Data#3: Post-deployment, your partner and vendor are very proactive. For the big picture, together they look at the business outcomes and business value that your technology solution provides. In terms of service delivery, there is continual 24/7 monitoring to ensure high availability, with the network consistently optimised and aligned to the wider business goals. Aruba: The big win for customers stems from their resources being freed up to focus on activities that are more impactful for their business. The most impacted, network engineers, have opportunities to grow their network skillset and evolve their capabilities. NaaS abstracts the day-to-day operations and provides an opportunity to create “next-generation network engineers” who become more fluent in areas such as network programmability, webhooks, APIs, and automation. This skillset fosters innovation across the network and provides a framework for customers to explore tighter integration between the network and applications that enable business outcomes.

“9. How much visibility (dashboards) and control (monitoring features) will clients have? ”
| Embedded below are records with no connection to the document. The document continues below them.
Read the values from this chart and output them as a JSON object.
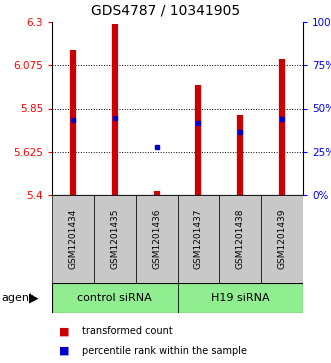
{
  "title": "GDS4787 / 10341905",
  "samples": [
    "GSM1201434",
    "GSM1201435",
    "GSM1201436",
    "GSM1201437",
    "GSM1201438",
    "GSM1201439"
  ],
  "group_labels": [
    "control siRNA",
    "H19 siRNA"
  ],
  "group_color": "#90EE90",
  "bar_bottom": 5.4,
  "bar_tops": [
    6.155,
    6.29,
    5.42,
    5.97,
    5.815,
    6.105
  ],
  "blue_dots": [
    5.79,
    5.8,
    5.65,
    5.775,
    5.728,
    5.793
  ],
  "ylim": [
    5.4,
    6.3
  ],
  "left_yticks": [
    5.4,
    5.625,
    5.85,
    6.075,
    6.3
  ],
  "right_yticks": [
    0,
    25,
    50,
    75,
    100
  ],
  "bar_color": "#CC0000",
  "blue_color": "#0000CC",
  "sample_box_color": "#C8C8C8",
  "title_fontsize": 10,
  "tick_fontsize": 7.5,
  "sample_fontsize": 6.5,
  "group_fontsize": 8,
  "legend_fontsize": 7,
  "agent_fontsize": 8,
  "legend_red": "transformed count",
  "legend_blue": "percentile rank within the sample"
}
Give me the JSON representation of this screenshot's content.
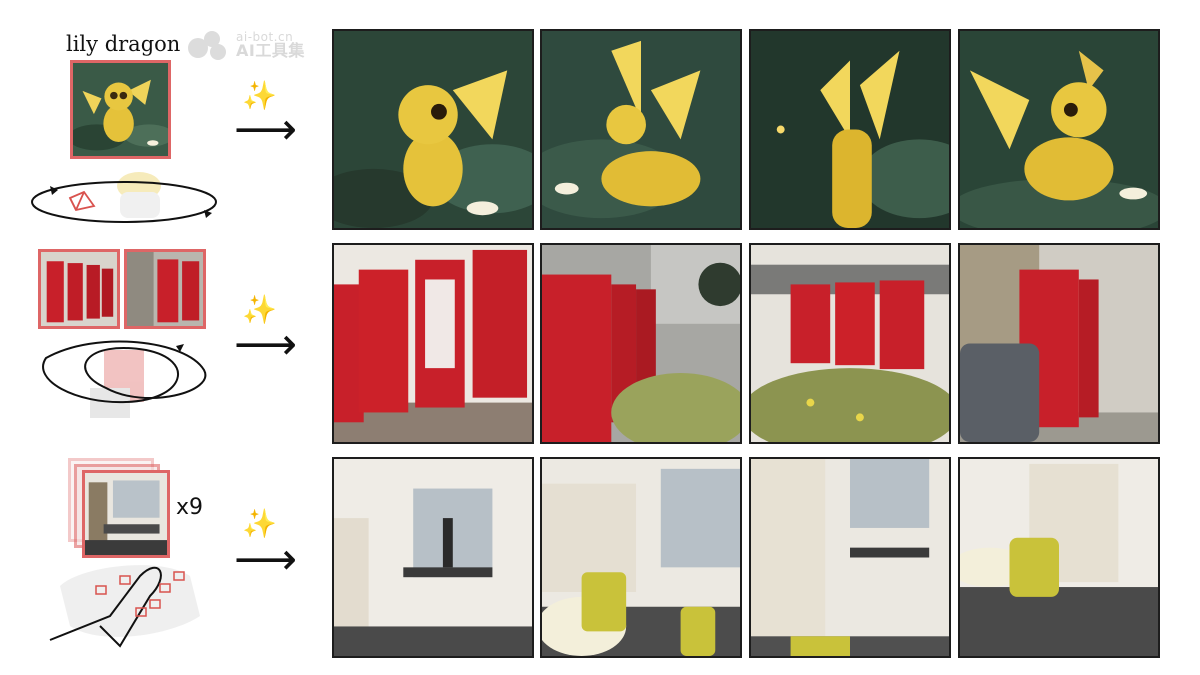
{
  "rows": [
    {
      "caption": "lily dragon",
      "count_label": ""
    },
    {
      "caption": "",
      "count_label": ""
    },
    {
      "caption": "",
      "count_label": "x9"
    }
  ],
  "watermark": {
    "url": "ai-bot.cn",
    "name": "AI工具集"
  },
  "symbols": {
    "sparkle": "✨",
    "arrow": "⟶"
  },
  "icons": [
    "sparkle-icon",
    "right-arrow-icon",
    "orbit-trajectory-icon",
    "camera-frustum-icon"
  ],
  "colors": {
    "thumb_border": "#de6666",
    "frame_border": "#1d1d1d",
    "dragon": "#e5c23a",
    "foliage": "#2f4a3c",
    "phone_box": "#c8202a",
    "office_wall": "#efece6",
    "chair": "#c9c23a"
  }
}
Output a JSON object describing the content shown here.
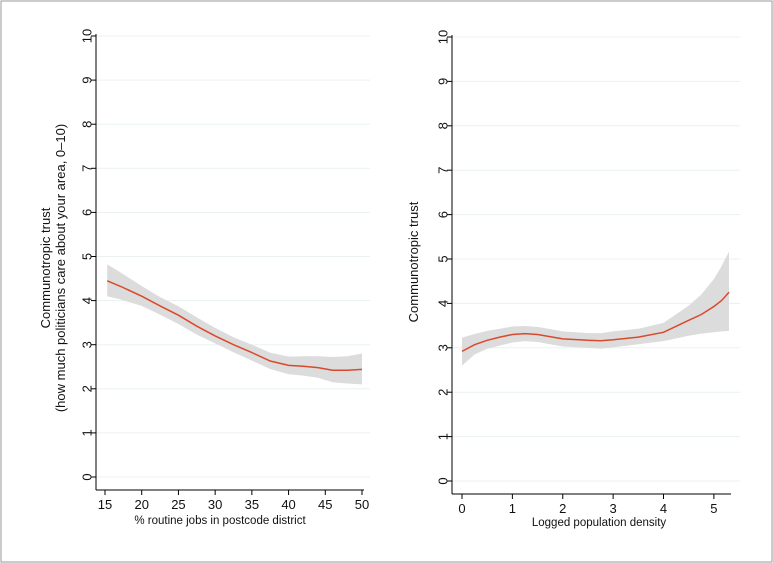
{
  "chart_data": [
    {
      "type": "line",
      "id": "left",
      "title": "",
      "xlabel": "% routine jobs in postcode district",
      "ylabel_lines": [
        "Communotropic trust",
        "(how much politicians care about your area, 0–10)"
      ],
      "xlim": [
        15,
        50
      ],
      "ylim": [
        0,
        10
      ],
      "xticks": [
        15,
        20,
        25,
        30,
        35,
        40,
        45,
        50
      ],
      "yticks": [
        0,
        1,
        2,
        3,
        4,
        5,
        6,
        7,
        8,
        9,
        10
      ],
      "grid": true,
      "line_color": "#d9492b",
      "band_color": "#dcdcdc",
      "series": [
        {
          "name": "fit",
          "x": [
            15.3,
            17,
            20,
            22.5,
            25,
            27.5,
            30,
            32.5,
            35,
            37.5,
            40,
            42,
            44,
            46,
            48,
            50
          ],
          "y": [
            4.45,
            4.33,
            4.1,
            3.88,
            3.67,
            3.42,
            3.2,
            3.0,
            2.82,
            2.63,
            2.53,
            2.51,
            2.48,
            2.42,
            2.42,
            2.44
          ],
          "lower": [
            4.1,
            4.03,
            3.88,
            3.68,
            3.47,
            3.23,
            3.03,
            2.83,
            2.64,
            2.45,
            2.33,
            2.3,
            2.25,
            2.15,
            2.12,
            2.1
          ],
          "upper": [
            4.82,
            4.65,
            4.33,
            4.08,
            3.87,
            3.62,
            3.38,
            3.17,
            3.0,
            2.82,
            2.73,
            2.74,
            2.74,
            2.72,
            2.74,
            2.8
          ]
        }
      ]
    },
    {
      "type": "line",
      "id": "right",
      "title": "",
      "xlabel": "Logged population density",
      "ylabel_lines": [
        "Communotropic trust"
      ],
      "xlim": [
        0,
        5.3
      ],
      "ylim": [
        0,
        10
      ],
      "xticks": [
        0,
        1,
        2,
        3,
        4,
        5
      ],
      "yticks": [
        0,
        1,
        2,
        3,
        4,
        5,
        6,
        7,
        8,
        9,
        10
      ],
      "grid": true,
      "line_color": "#d9492b",
      "band_color": "#dcdcdc",
      "series": [
        {
          "name": "fit",
          "x": [
            0,
            0.25,
            0.5,
            0.75,
            1.0,
            1.25,
            1.5,
            2.0,
            2.5,
            2.75,
            3.0,
            3.5,
            4.0,
            4.5,
            4.75,
            5.0,
            5.15,
            5.3
          ],
          "y": [
            2.92,
            3.07,
            3.17,
            3.24,
            3.3,
            3.32,
            3.3,
            3.2,
            3.17,
            3.16,
            3.18,
            3.24,
            3.35,
            3.62,
            3.75,
            3.93,
            4.06,
            4.25
          ],
          "lower": [
            2.6,
            2.85,
            2.98,
            3.05,
            3.12,
            3.15,
            3.13,
            3.03,
            3.0,
            2.98,
            3.01,
            3.08,
            3.15,
            3.27,
            3.32,
            3.35,
            3.37,
            3.38
          ],
          "upper": [
            3.23,
            3.31,
            3.38,
            3.43,
            3.48,
            3.49,
            3.47,
            3.37,
            3.33,
            3.33,
            3.37,
            3.43,
            3.56,
            3.95,
            4.2,
            4.55,
            4.83,
            5.17
          ]
        }
      ]
    }
  ]
}
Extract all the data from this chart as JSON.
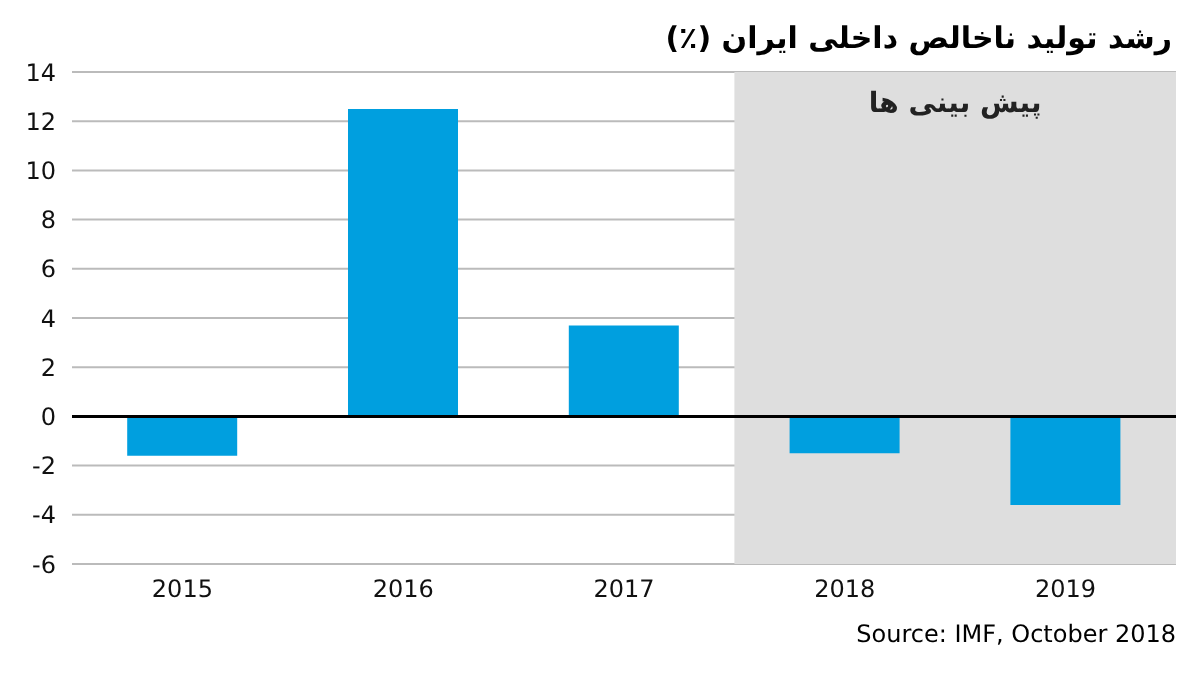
{
  "chart_data": {
    "type": "bar",
    "title": "رشد تولید ناخالص داخلی ایران (٪)",
    "categories": [
      "2015",
      "2016",
      "2017",
      "2018",
      "2019"
    ],
    "values": [
      -1.6,
      12.5,
      3.7,
      -1.5,
      -3.6
    ],
    "color": "#009fdf",
    "ylim": [
      -6,
      14
    ],
    "yticks": [
      -6,
      -4,
      -2,
      0,
      2,
      4,
      6,
      8,
      10,
      12,
      14
    ],
    "grid": "y",
    "bands": [
      {
        "axis": "x",
        "from": "2018",
        "to": "2019",
        "label": "پیش بینی ها",
        "color": "#dedede"
      }
    ],
    "annotations": [
      "Source: IMF, October 2018"
    ]
  }
}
Data#3: Providing insight and visibility is absolutely what NaaS enables. Ultimately it delivers real-time dashboards that give you the control needed to proactively configure and enhance the network – and use that visibility to determine the next course of action. Aruba:  A balance between transparency and network access is important. Access to dashboards is essential as this is how the customer holds the partner accountable to SLAs, however it’s not in the best interest of either side if a customer has an ability to influence delivery against agreed SLAs. Configuration ability is typically negotiated to align with the risk profile of specific changes in the network topology. For example, changing the VLAN on an access switch port is unlikely to impact the overall service, whereas making changes on a core switch could have larger consequences. ‘Freedom within boundaries’ is perhaps a good guiding principle here!

“10. What are the impacts, and is it possible to roll back to traditional consumption (like we are seeing with public cloud and the preference for hybrid environments)?”

Aruba: NaaS gives the customer flexibility to refresh quickly and embrace new capabilities as they become available. Once the contract ends, there is generally the option to upgrade hardware, or consider other possibilities such as renegotiating contract continuation or hardware buy out. If a customer believes they may wish to revert to a more traditional consumption model in the future, HPE GreenLake for Aruba has flexibility for shorter contract terms which can minimise the perceived risk of making such a transition to NaaS.

Why Data#3

“11. Why talk with Data#3 about your Networking options?”

Data#3: As well as being both an Aruba and HPE Partner, we have a long history as a managed services provider with a dedicated team, methodology, and a portfolio of long-term customers. Our dedicated Aruba architects are also able to guide you through any or all parts of Aruba’s Edge Services Platform (ESP) and Artificial Intelligence Operations (AIOps) architecture, as well as the latest access points and switches. NaaS also fits perfectly with our networking and device-based lifecycle offers. Data#3’s NaaS sits within our customer success function, so from presales – to mapping the 3-to-5-year NaaS journey and ongoing engagement – we are with our customers every step of the way. And when you call, you will always speak to a team member on the ground in Australia.

“12. Why has Data#3 earned such a strong reputation in Networking capabilities? ”

Data#3: At Data#3, we understand that for every organisation, delivering the services that customers and employees demand requires a robust and reliable network. For decades, we have been working with organisations to help drive growth by leveraging advanced networking technology, albeit through consulting, procurement, project services and managed services. Through our leadership across three key areas – remarkable people, outstanding solutions, and organisational excellence – combined with our unique Solutions Framework, we are dedicated to the success of our customers.